Cerebrocostomandibular syndrome (CCMS) is a rare condition that affects the jaw, mouth and ribs. Researchers have documented fewer than 100 cases of CCMS.
Most children with CCMS have what’s known as Pierre Robin sequence. This is a set of abnormalities affecting the head and face, including a small lower jaw and a tongue that starts further back than normal that can block the airways.
What is the difference between Pierre Robin sequence and CCMS?
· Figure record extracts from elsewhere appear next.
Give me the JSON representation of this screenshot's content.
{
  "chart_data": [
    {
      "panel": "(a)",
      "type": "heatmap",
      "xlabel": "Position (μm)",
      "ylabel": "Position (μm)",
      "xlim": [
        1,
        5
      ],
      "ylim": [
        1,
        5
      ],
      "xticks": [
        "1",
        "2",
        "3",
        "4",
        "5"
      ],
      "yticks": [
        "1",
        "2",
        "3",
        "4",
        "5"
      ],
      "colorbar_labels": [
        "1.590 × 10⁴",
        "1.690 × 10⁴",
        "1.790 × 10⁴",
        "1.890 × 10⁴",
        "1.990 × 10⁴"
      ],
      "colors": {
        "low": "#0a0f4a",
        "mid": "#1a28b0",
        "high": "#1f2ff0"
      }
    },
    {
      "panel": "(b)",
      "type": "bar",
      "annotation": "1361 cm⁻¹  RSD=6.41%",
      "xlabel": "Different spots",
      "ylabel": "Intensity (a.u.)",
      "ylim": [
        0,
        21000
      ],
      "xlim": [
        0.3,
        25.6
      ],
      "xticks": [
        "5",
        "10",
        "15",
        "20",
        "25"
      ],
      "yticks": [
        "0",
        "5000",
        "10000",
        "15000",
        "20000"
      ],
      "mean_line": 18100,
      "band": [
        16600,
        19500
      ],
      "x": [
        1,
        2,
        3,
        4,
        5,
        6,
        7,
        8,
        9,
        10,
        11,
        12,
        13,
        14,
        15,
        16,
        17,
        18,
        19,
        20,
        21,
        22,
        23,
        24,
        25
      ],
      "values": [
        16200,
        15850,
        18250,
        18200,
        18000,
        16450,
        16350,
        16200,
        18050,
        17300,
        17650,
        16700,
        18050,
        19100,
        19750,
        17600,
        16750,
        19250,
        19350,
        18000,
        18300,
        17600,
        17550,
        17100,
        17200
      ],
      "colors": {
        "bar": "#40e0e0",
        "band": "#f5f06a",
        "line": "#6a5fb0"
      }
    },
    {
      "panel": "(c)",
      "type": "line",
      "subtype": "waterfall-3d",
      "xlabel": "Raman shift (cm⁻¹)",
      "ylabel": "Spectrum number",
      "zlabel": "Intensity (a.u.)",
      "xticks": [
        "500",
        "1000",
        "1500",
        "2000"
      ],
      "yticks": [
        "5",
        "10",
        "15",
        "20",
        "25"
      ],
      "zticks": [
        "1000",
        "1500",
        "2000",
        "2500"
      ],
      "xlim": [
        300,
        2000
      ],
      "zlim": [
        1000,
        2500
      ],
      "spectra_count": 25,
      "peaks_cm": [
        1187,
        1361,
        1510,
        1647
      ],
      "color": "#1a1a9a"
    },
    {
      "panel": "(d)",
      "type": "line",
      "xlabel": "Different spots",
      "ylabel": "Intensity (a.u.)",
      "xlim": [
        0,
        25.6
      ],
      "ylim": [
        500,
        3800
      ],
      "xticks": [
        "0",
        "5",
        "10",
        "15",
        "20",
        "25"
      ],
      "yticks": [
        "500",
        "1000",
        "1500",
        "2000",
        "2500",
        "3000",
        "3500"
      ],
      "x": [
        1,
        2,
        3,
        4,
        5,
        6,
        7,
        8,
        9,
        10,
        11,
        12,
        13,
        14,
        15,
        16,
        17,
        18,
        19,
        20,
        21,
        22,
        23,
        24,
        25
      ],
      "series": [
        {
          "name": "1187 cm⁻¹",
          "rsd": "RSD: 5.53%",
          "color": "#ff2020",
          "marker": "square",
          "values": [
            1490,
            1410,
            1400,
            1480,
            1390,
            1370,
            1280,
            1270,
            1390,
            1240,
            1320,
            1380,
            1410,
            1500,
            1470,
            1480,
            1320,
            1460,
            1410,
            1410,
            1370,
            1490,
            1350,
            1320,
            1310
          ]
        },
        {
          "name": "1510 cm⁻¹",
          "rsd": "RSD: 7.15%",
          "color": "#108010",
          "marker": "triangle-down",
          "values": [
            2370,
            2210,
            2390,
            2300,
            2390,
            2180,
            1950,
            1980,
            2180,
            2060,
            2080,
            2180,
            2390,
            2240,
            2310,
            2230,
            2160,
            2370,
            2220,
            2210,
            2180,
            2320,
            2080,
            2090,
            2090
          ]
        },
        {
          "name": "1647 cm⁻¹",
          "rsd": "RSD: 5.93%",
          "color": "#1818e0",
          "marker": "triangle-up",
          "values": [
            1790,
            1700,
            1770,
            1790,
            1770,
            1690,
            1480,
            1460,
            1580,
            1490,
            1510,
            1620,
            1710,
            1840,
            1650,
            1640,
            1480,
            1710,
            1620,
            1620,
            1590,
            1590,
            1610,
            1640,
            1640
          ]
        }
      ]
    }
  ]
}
The difference between Pierre Robin sequence and CCMS is the presence of the rib abnormality. Children usually have 12 pairs of ribs. With CCMS, some ribs may be absent or not form completely. Also, abnormal gaps can occur in the back of the rib cage, which can change the appearance of the chest.
What are the signs and symptoms of pediatric cerebrocostomandibular syndrome (CCMS)?
- Abnormal rib development
- Abnormally small, underdeveloped jaw (micrognathia)
- Cleft palate
- Difficulty swallowing or feeding
- Hearing problems
- Vision problems
- Improperly formed palate and abnormal tongue position
- Intellectual difficulties caused by lack of oxygen and respiratory distress
- Malformation of the head and facial area
- Microcephaly (smaller than the average head size)
- Respiratory difficulties
- Slow growth in the mother’s womb and after birth
- Smaller than normal jaw
What are the causes of pediatric cerebrocostomandibular syndrome (CCMS)?
Most cases of CCMS are sporadic and are not a result of an inherited condition. However, some cases are linked to a genetic condition.